Cette rupture se rencontre de la même façon dans la musique, les films, la banque, l’assurance. Le vrai challenge que rencontrent toutes ces industries est précisément, dans cette nouvelle économie de l’abondance, de trouver de nouveaux business models qui sont compatibles avec ce nouvel environnement. Et ceux qui les trouvent le plus vite sont, là encore, les nouvelles entreprises et les start-up. C’est comme cela que Airbnb se construit sur l’abondance des chambres disponibles, que Waze tire bénéfice de l’abondance des GPS sur nos téléphones, que « la crème de la crème » parie sur l’abondance des stagiaires qui cherchent des jobs d’étudiants, etc.
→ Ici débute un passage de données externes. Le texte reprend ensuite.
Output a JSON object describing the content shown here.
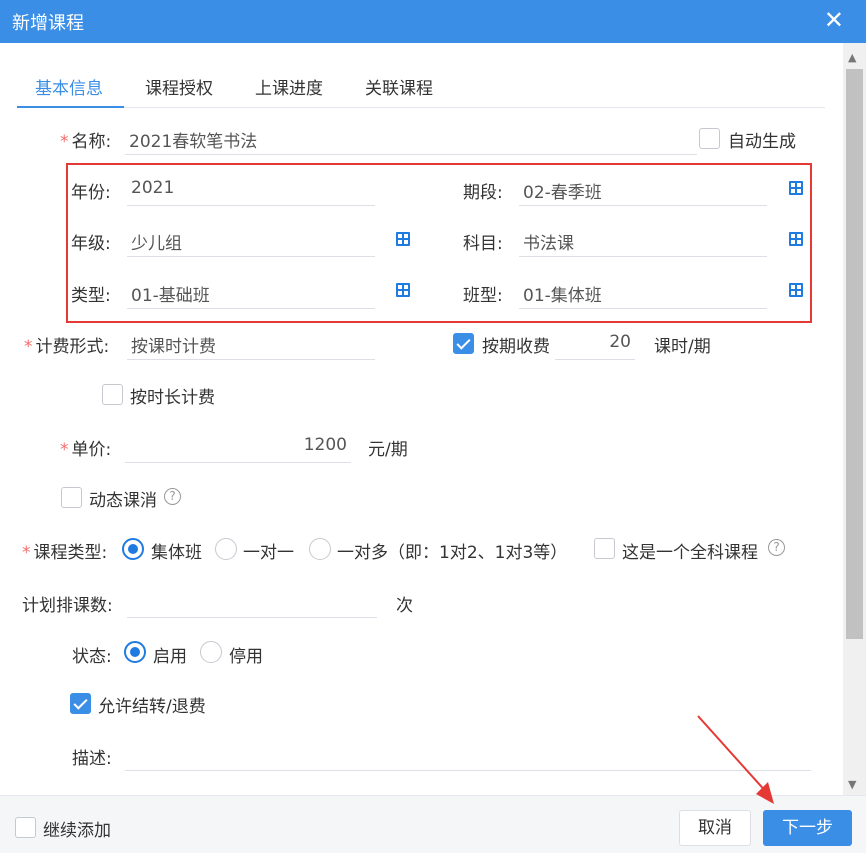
{
  "dialog": {
    "title": "新增课程",
    "close_glyph": "✕"
  },
  "tabs": [
    {
      "label": "基本信息",
      "active": true
    },
    {
      "label": "课程授权",
      "active": false
    },
    {
      "label": "上课进度",
      "active": false
    },
    {
      "label": "关联课程",
      "active": false
    }
  ],
  "form": {
    "required_mark": "*",
    "name": {
      "label": "名称:",
      "value": "2021春软笔书法"
    },
    "auto_generate": {
      "label": "自动生成",
      "checked": false
    },
    "year": {
      "label": "年份:",
      "value": "2021"
    },
    "period": {
      "label": "期段:",
      "value": "02-春季班"
    },
    "grade": {
      "label": "年级:",
      "value": "少儿组"
    },
    "subject": {
      "label": "科目:",
      "value": "书法课"
    },
    "type": {
      "label": "类型:",
      "value": "01-基础班"
    },
    "class_type": {
      "label": "班型:",
      "value": "01-集体班"
    },
    "billing": {
      "label": "计费形式:",
      "value": "按课时计费"
    },
    "per_term": {
      "label": "按期收费",
      "checked": true,
      "value": "20",
      "unit": "课时/期"
    },
    "by_duration": {
      "label": "按时长计费",
      "checked": false
    },
    "unit_price": {
      "label": "单价:",
      "value": "1200",
      "unit": "元/期"
    },
    "dynamic_deduct": {
      "label": "动态课消",
      "checked": false,
      "help": "?"
    },
    "course_kind": {
      "label": "课程类型:",
      "options": [
        "集体班",
        "一对一",
        "一对多（即：1对2、1对3等）"
      ],
      "selected": 0,
      "all_subject": {
        "label": "这是一个全科课程",
        "checked": false,
        "help": "?"
      }
    },
    "planned_sessions": {
      "label": "计划排课数:",
      "value": "",
      "unit": "次"
    },
    "status": {
      "label": "状态:",
      "options": [
        "启用",
        "停用"
      ],
      "selected": 0
    },
    "allow_transfer": {
      "label": "允许结转/退费",
      "checked": true
    },
    "description": {
      "label": "描述:",
      "value": ""
    }
  },
  "footer": {
    "continue_add": {
      "label": "继续添加",
      "checked": false
    },
    "cancel_label": "取消",
    "next_label": "下一步"
  },
  "colors": {
    "primary": "#3a8ee6",
    "highlight_box": "#e53935",
    "required": "#f56c6c",
    "annotation_arrow": "#e53935"
  }
}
C’est ce que l’on appelle les « organisations exponentielles », selon l’expression de Salim Ismail dans son livre.

Pendant que ces nouvelles entreprises investissent l’économie de l’abondance, les entreprises traditionnelles en sont encore, la plupart du temps, à se concentrer sur les modèles d’économie de la rareté, avec des modes de management et d’organisation qui sont restés linéaires, et très prédictifs (le futur ressemblera au passé que l’on a connu). Et elles se font doucement bousculer par les nouvelles, qui capturent la relation client, et réduisent les entreprises traditionnelles à des fournisseurs d'infrastructures pour les clients des start-up. C'est le modèle Booking, et de nombreux autres, vis-à-vis des hôteliers. C'est comme ça que se développe ManoMano.fr, en bousculant la distribution de produits de bricolage, d'abord pour les particuliers, et ensuite pour les professionnels, venant perturber, un tout petit peu, puis un peu plus,  les chaînes traditionnelles de distribution. 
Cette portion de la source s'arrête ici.